A Thought on Coca-Cola

shooting coke might not cure your tumor, but you’ll damn sure forget about that cancer for an hour or so

lol catch cancer

Originally Posted by Arac
Sil’s right, you guys. I tried this. I’m fucking dead. After I finish typing this, I’m gonna go make some pottery with Demi Moore.

Poor Arac. I bet your lymph nodes were as big as cats.

Anyways, I don’t know about it effectively treating cancer, but I’ve heard that it’s doing one hell of a bang up job as breast implant material. We can finally do away with all that silicon crap (and Flying Monkeys too).

What if, like, everyone totally smoked weed everyday, like MAN there would totally be NO WAR anymore in the world. 420 peez out

Then, we’d knit the smallest pair of hemp pants in the world, right Zepp? And we’d put them on this mouse. Then the mouse gets put in a cupboard, you know? But which cupboard? Everybody’s so busy looking for the mouse they can’t even, like, waste their time fighting.

Hey I though you were still dead…

Unless you still are…

And you have come back from the grave to seek vengeance and brains…

As a Coke Zombie?

In which case…Would you like a 7up?

I didn’t come back as a zombie. I came back as a Patrick Swayzombee.

420 shit’s weak more like 430

We need more experiments to see what RC Cola can do.

Combined with Moon Pies.

Originally Posted by Arac
I didn’t come back as a zombie. I came back as a Patrick Swayzombee.

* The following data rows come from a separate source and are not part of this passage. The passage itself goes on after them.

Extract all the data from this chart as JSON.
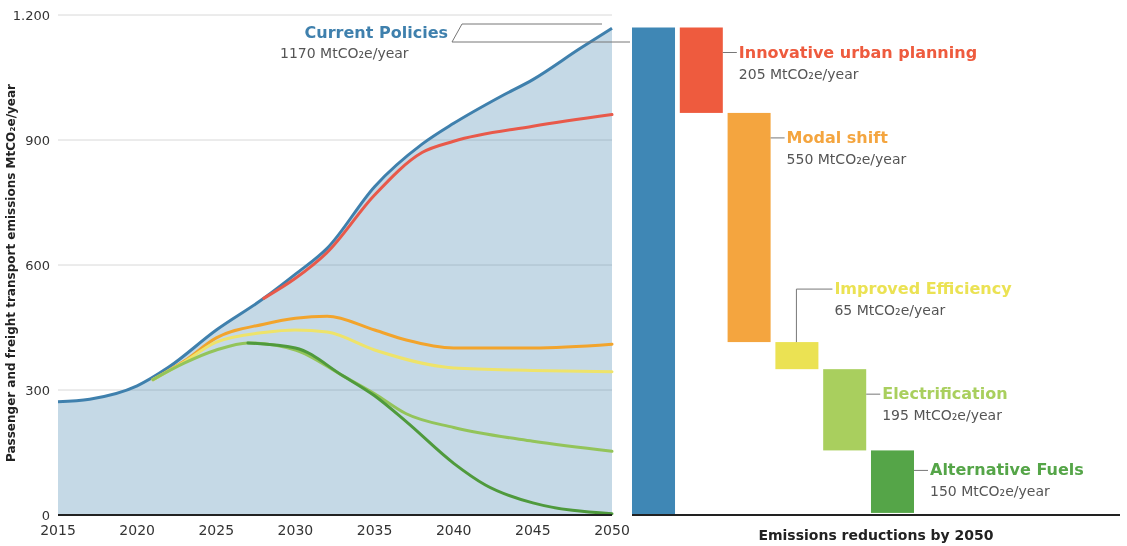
{
  "chart_data": [
    {
      "type": "line",
      "annotations": [
        "Current Policies",
        "1170 MtCO₂e/year"
      ],
      "ylabel": "Passenger and freight transport emissions MtCO₂e/year",
      "xlim": [
        2015,
        2050
      ],
      "xticks": [
        2015,
        2020,
        2025,
        2030,
        2035,
        2040,
        2045,
        2050
      ],
      "ylim": [
        0,
        1200
      ],
      "yticks": [
        0,
        300,
        600,
        900,
        {
          "value": 1200,
          "label": "1.200"
        }
      ],
      "grid": "y",
      "series": [
        {
          "type": "area",
          "color": "#3f80ad",
          "x": [
            2015,
            2017,
            2020,
            2022,
            2025,
            2028,
            2030,
            2032,
            2035,
            2038,
            2040,
            2043,
            2045,
            2048,
            2050
          ],
          "values": [
            272,
            278,
            310,
            355,
            444,
            520,
            578,
            640,
            788,
            890,
            940,
            1005,
            1045,
            1120,
            1168
          ]
        },
        {
          "color": "#e8594a",
          "x": [
            2028,
            2030,
            2032,
            2035,
            2038,
            2040,
            2045,
            2050
          ],
          "values": [
            520,
            568,
            630,
            768,
            870,
            897,
            933,
            961
          ]
        },
        {
          "color": "#f2a42c",
          "x": [
            2021,
            2023,
            2025,
            2028,
            2030,
            2032,
            2035,
            2037,
            2040,
            2045,
            2050
          ],
          "values": [
            325,
            370,
            425,
            458,
            472,
            477,
            444,
            420,
            401,
            401,
            410
          ]
        },
        {
          "color": "#eee36a",
          "x": [
            2021,
            2023,
            2025,
            2028,
            2030,
            2032,
            2035,
            2040,
            2045,
            2050
          ],
          "values": [
            325,
            368,
            415,
            438,
            444,
            439,
            396,
            353,
            347,
            344
          ]
        },
        {
          "color": "#93c45a",
          "x": [
            2021,
            2023,
            2025,
            2027,
            2030,
            2033,
            2035,
            2037,
            2040,
            2045,
            2050
          ],
          "values": [
            325,
            365,
            396,
            413,
            396,
            334,
            291,
            243,
            210,
            177,
            153
          ]
        },
        {
          "color": "#4f9a3c",
          "x": [
            2027,
            2030,
            2033,
            2035,
            2037,
            2040,
            2042,
            2045,
            2050
          ],
          "values": [
            413,
            401,
            334,
            286,
            224,
            124,
            72,
            29,
            3
          ]
        }
      ]
    },
    {
      "type": "bar",
      "xlabel": "Emissions reductions by 2050",
      "categories": [
        null,
        null,
        null,
        null,
        null,
        null
      ],
      "annotations": [
        "Innovative urban planning",
        "Modal shift",
        "Improved Efficiency",
        "Electrification",
        "Alternative Fuels"
      ],
      "values": [
        1170,
        205,
        550,
        65,
        195,
        150
      ],
      "base": [
        0,
        965,
        415,
        350,
        155,
        5
      ],
      "colors": [
        "#3f87b5",
        "#ee5b3e",
        "#f4a53f",
        "#ebe253",
        "#a9cf5e",
        "#55a548"
      ],
      "value_labels": [
        null,
        "205  MtCO₂e/year",
        "550 MtCO₂e/year",
        "65  MtCO₂e/year",
        "195 MtCO₂e/year",
        "150 MtCO₂e/year"
      ],
      "ylim": [
        0,
        1200
      ],
      "tick_labels": false
    }
  ]
}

Well regardless as to what you came back as I’m still gonna stock up on some Mentos tipped bullets just in case.

Coca Cola… ahh… that and KFC share a secret to their original addictiveness…

But I digress. The stuff forms some pretty nifty crystals with time and buildup. It’s also recommended by doctors (I see an ad every day) that you drink it through a straw so you don’t blast a hole through your teeth.

Wouldn’t be surprised if it could raise the dead.